Structural analysis and immunoblotting experiment results. (A) The location of the variant within the 3-D crystal structure of RTN4IP1 (PDB ID: 2VN8). RTN4IP1 forms a dimer (green and blue chains). Val159 is shown as a red stick model. The cofactor NADPH is shown as a stick model with carbon atoms in white. The zoom view shows the effect of the p.Val159Phe substitution. Clashes of the Phenylalanine side chain (yellow) are shown as red discs. Key side chains in the vicinity are highlighted as stick models. (B) Immunoblotting analysis results. The Western blotting analysis revealed significantly decreased RTN4IP1 protein levels in the patient’s extracts from cultured fibroblasts in comparison to controls.

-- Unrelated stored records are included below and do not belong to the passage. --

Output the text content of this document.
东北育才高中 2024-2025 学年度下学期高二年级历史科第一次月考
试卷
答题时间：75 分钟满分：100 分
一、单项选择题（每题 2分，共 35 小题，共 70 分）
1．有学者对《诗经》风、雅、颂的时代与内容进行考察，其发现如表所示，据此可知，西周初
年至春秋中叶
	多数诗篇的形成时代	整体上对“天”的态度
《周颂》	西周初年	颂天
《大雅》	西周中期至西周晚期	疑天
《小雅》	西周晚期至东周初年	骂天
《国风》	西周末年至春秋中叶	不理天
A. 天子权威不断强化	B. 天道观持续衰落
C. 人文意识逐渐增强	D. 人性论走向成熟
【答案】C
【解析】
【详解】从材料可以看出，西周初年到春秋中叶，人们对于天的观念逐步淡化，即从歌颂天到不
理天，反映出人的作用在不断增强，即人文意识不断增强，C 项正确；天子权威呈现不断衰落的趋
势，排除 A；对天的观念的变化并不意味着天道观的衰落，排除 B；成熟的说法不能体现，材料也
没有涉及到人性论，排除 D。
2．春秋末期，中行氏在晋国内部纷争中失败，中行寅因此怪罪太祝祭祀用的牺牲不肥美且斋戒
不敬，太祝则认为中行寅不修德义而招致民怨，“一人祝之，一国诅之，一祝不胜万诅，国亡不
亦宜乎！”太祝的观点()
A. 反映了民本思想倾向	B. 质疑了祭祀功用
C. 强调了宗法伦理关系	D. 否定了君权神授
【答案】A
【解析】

A polyclonal antibody was targeted against the protein, and beta-actin was used as a control-loading marker. (C) Schematic presentation of RTN4IP1. The top panel shows localization of all previously reported variants (black) and the newly identified novel variant (red) distributed among the nine exons (blue). The bottom panel shows both the alcohol dehydrogenase domain (ADH_N) and the zinc-binding motif (ADH_Zinc).